The Worst Hard Time: The Untold Story of Those Who Survived the Great American Dust Bowl by Timothy Egan
This is a very important book for anyone who cares at all about American history and/or American political policy. It chronicles the dust bowl from when it was nothing but Comanche-owned grassland until the end of the 1930s. I never read THE GRAPES OF WRATH so this was all new to me.
As much as anything, this is a story of hubris leading to destruction. What was once one of the greatest grasslands in the world was stripped first of its bison, and then of its grass. As wartime shortages (and government support) made wheat prices rise, more and more “nesters” raced to the high plains to make their fortune. When wheat prices fell, desperate farmers stripped more and more of the grasslands to plant even more, and when the wheat market bottomed out, many of these farmers abandoned the land, leaving now-bare fields to blow away.

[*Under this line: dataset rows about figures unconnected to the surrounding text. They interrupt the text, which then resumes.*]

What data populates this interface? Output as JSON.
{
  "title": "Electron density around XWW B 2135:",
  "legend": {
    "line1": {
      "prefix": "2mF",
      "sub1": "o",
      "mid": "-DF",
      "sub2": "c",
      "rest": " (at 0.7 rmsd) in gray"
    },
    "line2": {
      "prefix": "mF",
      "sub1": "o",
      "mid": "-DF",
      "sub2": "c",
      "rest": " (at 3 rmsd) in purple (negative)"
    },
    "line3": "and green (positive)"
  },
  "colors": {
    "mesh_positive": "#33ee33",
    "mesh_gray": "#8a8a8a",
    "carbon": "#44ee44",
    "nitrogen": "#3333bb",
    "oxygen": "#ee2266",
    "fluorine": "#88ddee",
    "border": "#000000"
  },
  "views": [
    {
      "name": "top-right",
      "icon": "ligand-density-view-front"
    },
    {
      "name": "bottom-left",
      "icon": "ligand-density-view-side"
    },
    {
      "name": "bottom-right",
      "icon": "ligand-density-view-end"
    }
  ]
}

This story reminded me a lot of a story in Jared Diamond’s COLLAPSE, about the Scandinavian settlers in Greenland flaying the fields of sod, not realizing how fragile it was, and basically setting themselves on the path to inevitable starvation and ruin. The difference is that in this book, they are tied to stories of real people.
I don’t really recommend the audiobook from audible. Not because it was poorly performed, but because this is a book that cries out for photographs. I ended up googling for them, because not being able to see the photos was driving me crazy.
One of the points brought about by this book, besides just that the 1930s sucked, was how many of the FDR new deal last-ditch save-the-farmer subsidies are still in place today. Egan mentions this briefly, near the end. I wanted to hear more about how the prairie was restored, or if it was, and what the ecological state of the grasslands was (because I hate unhappy endings) but this book isn’t about that. The only resolutions it gives were for the people depicted in the story.
I recommend this for people who care about history.